Wcześniej do MSZ wezwani zostali przedstawiciele placówek dyplomatycznych czterech państw w Moskwie.
– Przekazano im stanowczy protest w związku z prowokacyjnymi i niczym nieuzasadnionymi działaniami dotyczącymi wydalenia pracowników ambasad rosyjskich w tych państwach – napisano w komunikacie.
Trzy kraje bałtyckie – dodało ministerstwo – “nadal prowadzą jawnie wrogi kurs” wobec Rosji.
– W tym wypadku tłumaczą się pseudosolidarnością z bezkrytycznymi działaniami Czech w stosunku do Rosji – czytamy.
Litewskie MSZ odpowiedziało już na działanie Moskwy.
– Pracownicy ambasady Litwy wydaleni z Rosji nigdy nie prowadzili działań niezgodnych z obowiązkami dyplomatycznymi – napisano w komunikacie.
Wilno liczy przy tym, że Rosja zmieni kierunek “agresywnej polityki zagranicznej, przestanie winić inne państwa za eskalację sytuacji i wreszcie usłyszy sygnały ze strony zachodniej społeczności”.

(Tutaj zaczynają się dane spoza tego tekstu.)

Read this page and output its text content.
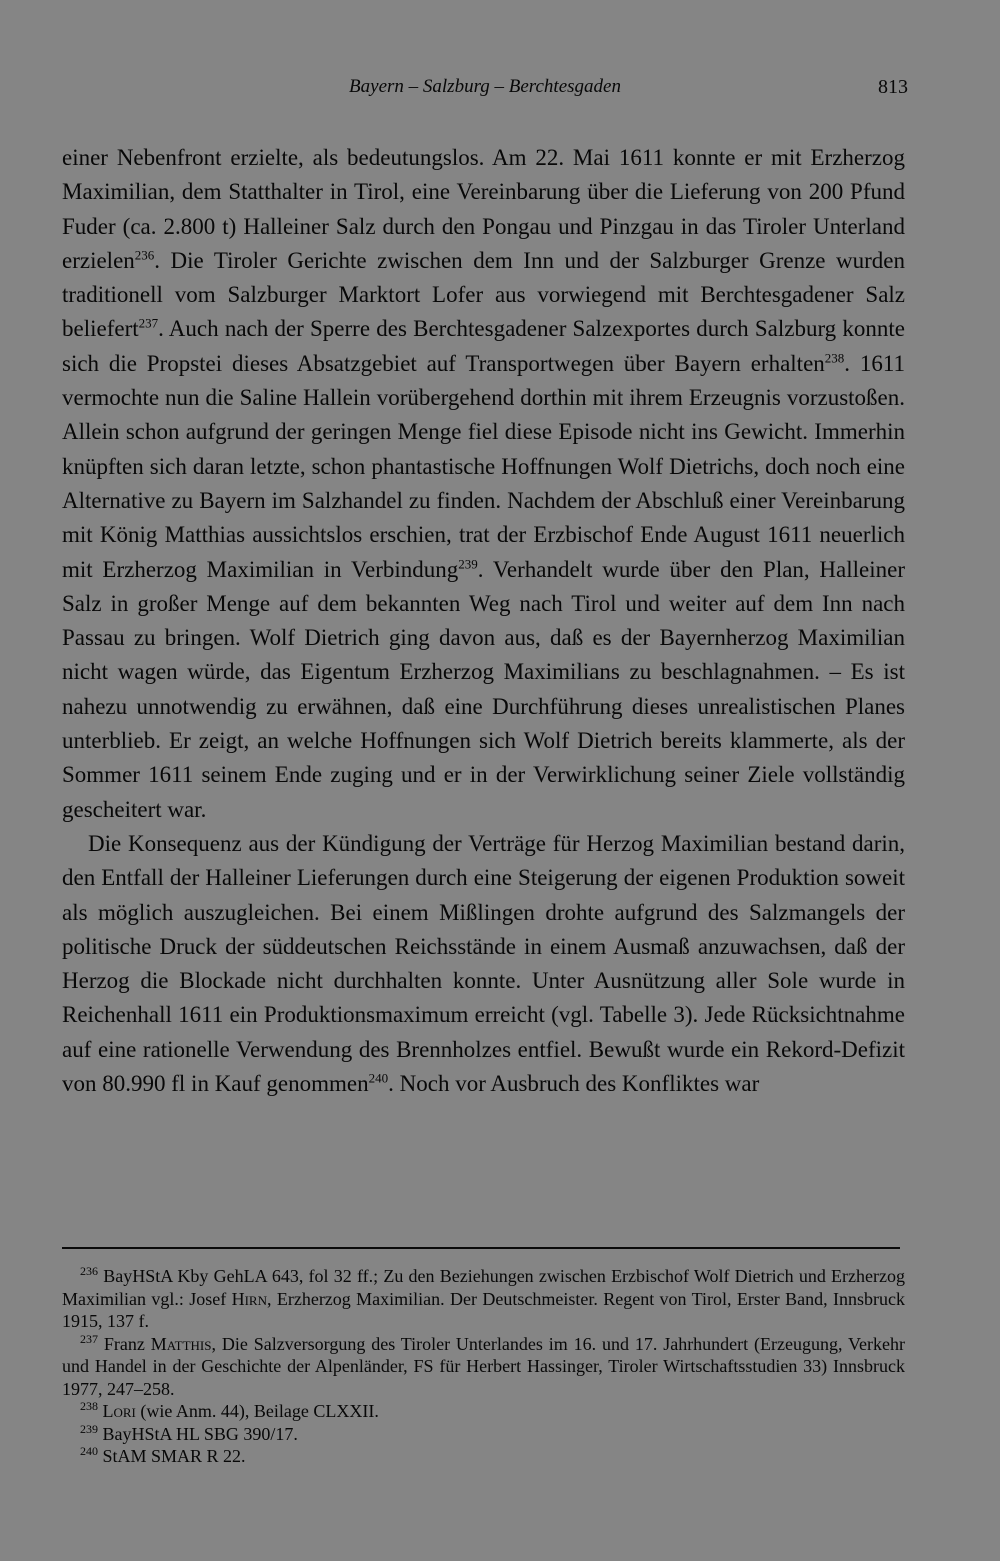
Bayern – Salzburg – Berchtesgaden	813

einer Nebenfront erzielte, als bedeutungslos. Am 22. Mai 1611 konnte er mit Erzherzog Maximilian, dem Statthalter in Tirol, eine Vereinbarung über die Lieferung von 200 Pfund Fuder (ca. 2.800 t) Halleiner Salz durch den Pongau und Pinzgau in das Tiroler Unterland erzielen$^{236}$. Die Tiroler Gerichte zwischen dem Inn und der Salzburger Grenze wurden traditionell vom Salzburger Marktort Lofer aus vorwiegend mit Berchtesgadener Salz beliefert$^{237}$. Auch nach der Sperre des Berchtesgadener Salzexportes durch Salzburg konnte sich die Propstei dieses Absatzgebiet auf Transportwegen über Bayern erhalten$^{238}$. 1611 vermochte nun die Saline Hallein vorübergehend dorthin mit ihrem Erzeugnis vorzustoßen. Allein schon aufgrund der geringen Menge fiel diese Episode nicht ins Gewicht. Immerhin knüpften sich daran letzte, schon phantastische Hoffnungen Wolf Dietrichs, doch noch eine Alternative zu Bayern im Salzhandel zu finden. Nachdem der Abschluß einer Vereinbarung mit König Matthias aussichtslos erschien, trat der Erzbischof Ende August 1611 neuerlich mit Erzherzog Maximilian in Verbindung$^{239}$. Verhandelt wurde über den Plan, Halleiner Salz in großer Menge auf dem bekannten Weg nach Tirol und weiter auf dem Inn nach Passau zu bringen. Wolf Dietrich ging davon aus, daß es der Bayernherzog Maximilian nicht wagen würde, das Eigentum Erzherzog Maximilians zu beschlagnahmen. – Es ist nahezu unnotwendig zu erwähnen, daß eine Durchführung dieses unrealistischen Planes unterblieb. Er zeigt, an welche Hoffnungen sich Wolf Dietrich bereits klammerte, als der Sommer 1611 seinem Ende zuging und er in der Verwirklichung seiner Ziele vollständig gescheitert war.

Die Konsequenz aus der Kündigung der Verträge für Herzog Maximilian bestand darin, den Entfall der Halleiner Lieferungen durch eine Steigerung der eigenen Produktion soweit als möglich auszugleichen. Bei einem Mißlingen drohte aufgrund des Salzmangels der politische Druck der süddeutschen Reichsstände in einem Ausmaß anzuwachsen, daß der Herzog die Blockade nicht durchhalten konnte. Unter Ausnützung aller Sole wurde in Reichenhall 1611 ein Produktionsmaximum erreicht (vgl. Tabelle 3). Jede Rücksichtnahme auf eine rationelle Verwendung des Brennholzes entfiel. Bewußt wurde ein Rekord-Defizit von 80.990 fl in Kauf genommen$^{240}$. Noch vor Ausbruch des Konfliktes war

$^{236}$ BayHStA Kby GehLA 643, fol 32 ff.; Zu den Beziehungen zwischen Erzbischof Wolf Dietrich und Erzherzog Maximilian vgl.: Josef Hirn, Erzherzog Maximilian. Der Deutschmeister. Regent von Tirol, Erster Band, Innsbruck 1915, 137 f.

$^{237}$ Franz Matthis, Die Salzversorgung des Tiroler Unterlandes im 16. und 17. Jahrhundert (Erzeugung, Verkehr und Handel in der Geschichte der Alpenländer, FS für Herbert Hassinger, Tiroler Wirtschaftsstudien 33) Innsbruck 1977, 247–258.

$^{238}$ Lori (wie Anm. 44), Beilage CLXXII.

$^{239}$ BayHStA HL SBG 390/17.

$^{240}$ StAM SMAR R 22.
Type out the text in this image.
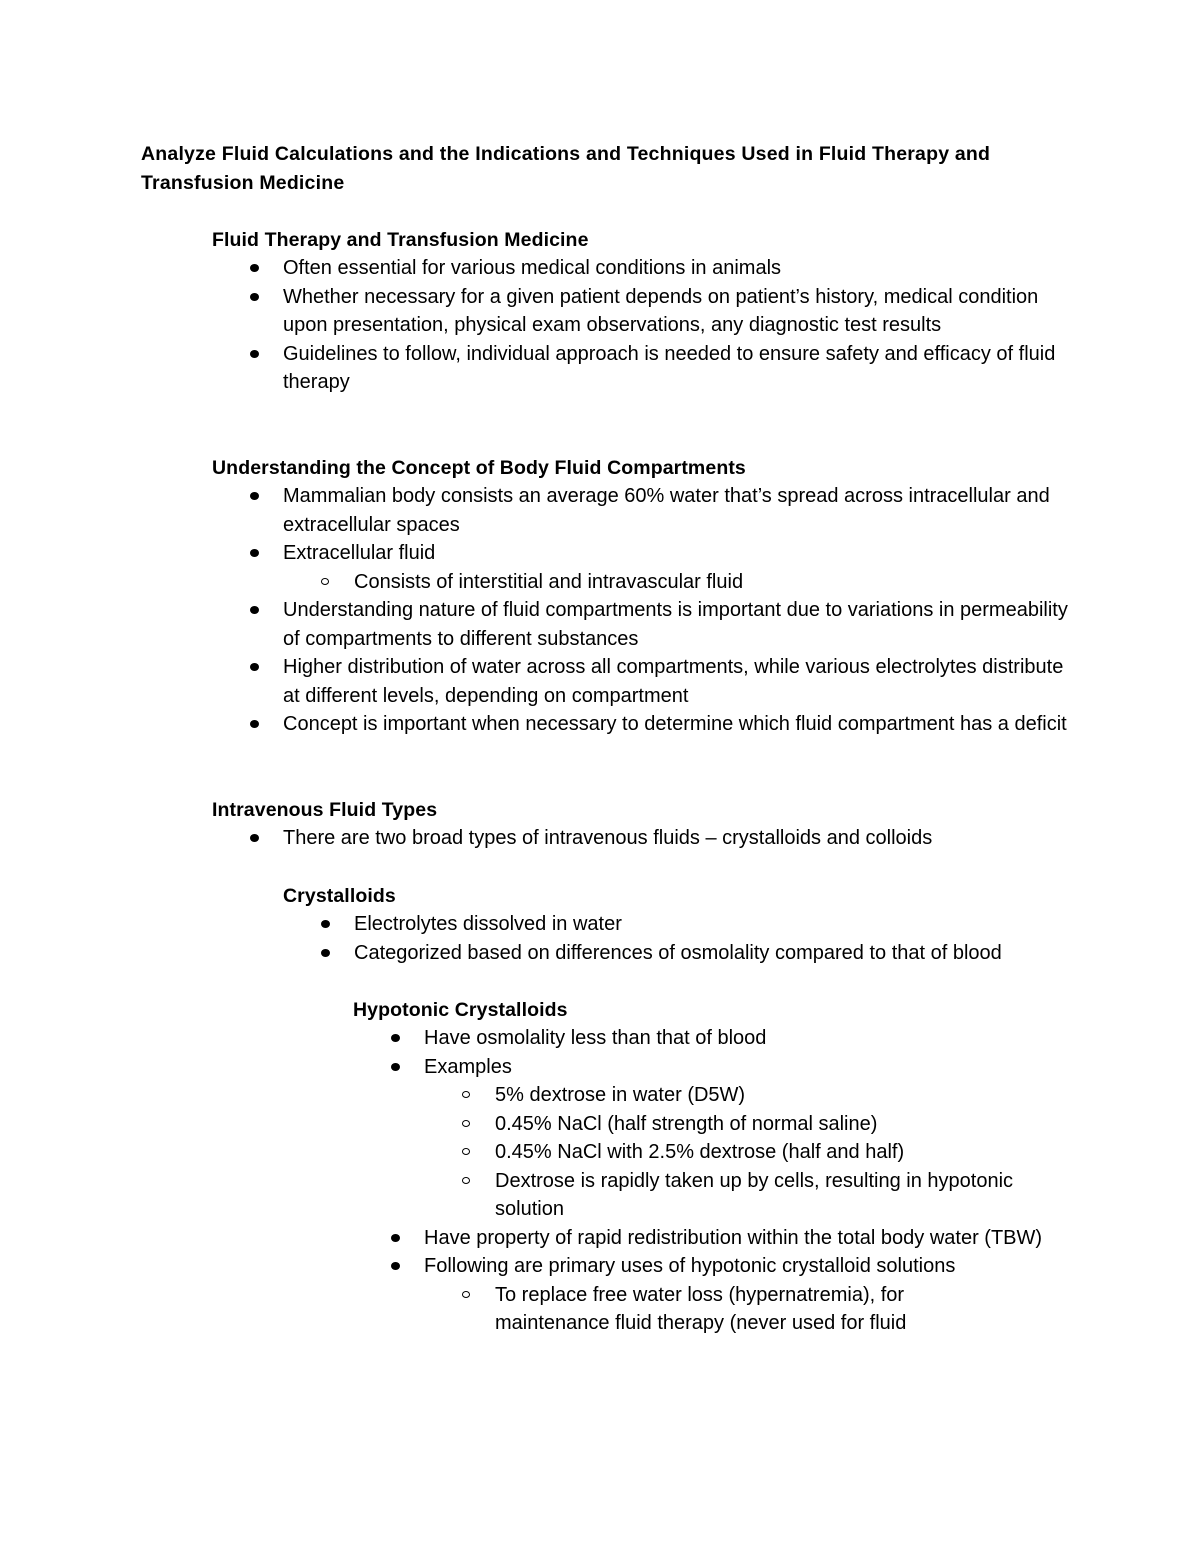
Analyze Fluid Calculations and the Indications and Techniques Used in Fluid Therapy and Transfusion Medicine
Fluid Therapy and Transfusion Medicine
Often essential for various medical conditions in animals
Whether necessary for a given patient depends on patient’s history, medical condition upon presentation, physical exam observations, any diagnostic test results
Guidelines to follow, individual approach is needed to ensure safety and efficacy of fluid therapy
Understanding the Concept of Body Fluid Compartments
Mammalian body consists an average 60% water that’s spread across intracellular and extracellular spaces
Extracellular fluid
Consists of interstitial and intravascular fluid
Understanding nature of fluid compartments is important due to variations in permeability of compartments to different substances
Higher distribution of water across all compartments, while various electrolytes distribute at different levels, depending on compartment
Concept is important when necessary to determine which fluid compartment has a deficit
Intravenous Fluid Types
There are two broad types of intravenous fluids – crystalloids and colloids
Crystalloids
Electrolytes dissolved in water
Categorized based on differences of osmolality compared to that of blood
Hypotonic Crystalloids
Have osmolality less than that of blood
Examples
5% dextrose in water (D5W)
0.45% NaCl (half strength of normal saline)
0.45% NaCl with 2.5% dextrose (half and half)
Dextrose is rapidly taken up by cells, resulting in hypotonic solution
Have property of rapid redistribution within the total body water (TBW)
Following are primary uses of hypotonic crystalloid solutions
To replace free water loss (hypernatremia), for maintenance fluid therapy (never used for fluid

Łotwa, Litwa, Estonia i Słowacja uznały za osoby niepożądane dyplomatów rosyjskich w geście solidarności z Czechami. Praga 18 kwietnia nakazała wyjazd przedstawicielom Rosji, którzy – według władz czeskich – pracowali dla rosyjskich służb specjalnych. Moskwa w reakcji nakazała wyjazd 20 Czechom.